Meléndez has also coached the Ponce Lions in the BSN. He recorded his 600th career win on April 24, 2017. As a basketball player, Meléndez retired as one of only 65 players in history to reach the 5,000 points mark in the BSN, having scored 5,088 points during his career.

In 2020 Meléndez was managing the Indios de Mayagüez team until the season was postponed on account of a global pandemic.

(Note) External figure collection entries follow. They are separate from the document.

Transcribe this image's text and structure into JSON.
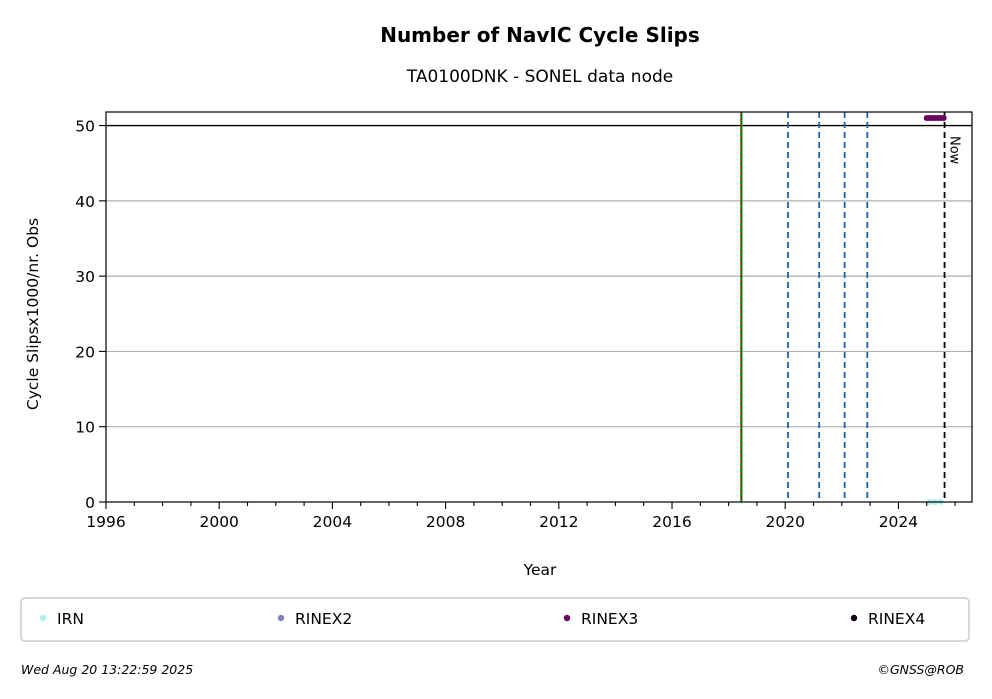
{
  "chart_data": {
    "type": "scatter",
    "title": "Number of NavIC Cycle Slips",
    "subtitle": "TA0100DNK - SONEL data node",
    "xlabel": "Year",
    "ylabel": "Cycle Slipsx1000/nr. Obs",
    "xlim": [
      1996,
      2026.6
    ],
    "ylim": [
      0,
      51.8
    ],
    "x_ticks": [
      1996,
      2000,
      2004,
      2008,
      2012,
      2016,
      2020,
      2024
    ],
    "x_tick_labels": [
      "1996",
      "2000",
      "2004",
      "2008",
      "2012",
      "2016",
      "2020",
      "2024"
    ],
    "y_ticks": [
      0,
      10,
      20,
      30,
      40,
      50
    ],
    "y_tick_labels": [
      "0",
      "10",
      "20",
      "30",
      "40",
      "50"
    ],
    "grid": "horizontal",
    "reference_line": {
      "y": 50,
      "color": "#000000"
    },
    "event_lines": [
      {
        "x": 2018.45,
        "color": "#008000",
        "style": "solid-with-red-dash"
      },
      {
        "x": 2020.1,
        "color": "#1f5fb0",
        "style": "dashed"
      },
      {
        "x": 2021.2,
        "color": "#1f5fb0",
        "style": "dashed"
      },
      {
        "x": 2022.1,
        "color": "#1f5fb0",
        "style": "dashed"
      },
      {
        "x": 2022.9,
        "color": "#1f5fb0",
        "style": "dashed"
      }
    ],
    "now_line": {
      "x": 2025.63,
      "label": "Now",
      "color": "#000000"
    },
    "series": [
      {
        "name": "IRN",
        "color": "#aef0f0",
        "points": [
          [
            2025.1,
            0
          ],
          [
            2025.3,
            0
          ],
          [
            2025.5,
            0
          ]
        ]
      },
      {
        "name": "RINEX2",
        "color": "#8080c0",
        "points": []
      },
      {
        "name": "RINEX3",
        "color": "#6a005f",
        "points": [
          [
            2025.0,
            51
          ],
          [
            2025.1,
            51
          ],
          [
            2025.2,
            51
          ],
          [
            2025.3,
            51
          ],
          [
            2025.4,
            51
          ],
          [
            2025.5,
            51
          ],
          [
            2025.6,
            51
          ]
        ]
      },
      {
        "name": "RINEX4",
        "color": "#1a0010",
        "points": []
      }
    ],
    "legend_position": "bottom"
  },
  "footer": {
    "timestamp": "Wed Aug 20 13:22:59 2025",
    "credit": "©GNSS@ROB"
  }
}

In 2021, Melendez began as the head coach of Mayagüez. He resigned in mid-August, and became an assistant coach at Carolina.

==Personal life==
Melendez's grandson Jhivvan Jackson plays college basketball for UTSA. At the end of March 2020, Melendez was hospitalized after contracting the coronavirus during the 2020 pandemic. He recovered and tested negative by April. His wife who had also tested positive, recovered as well.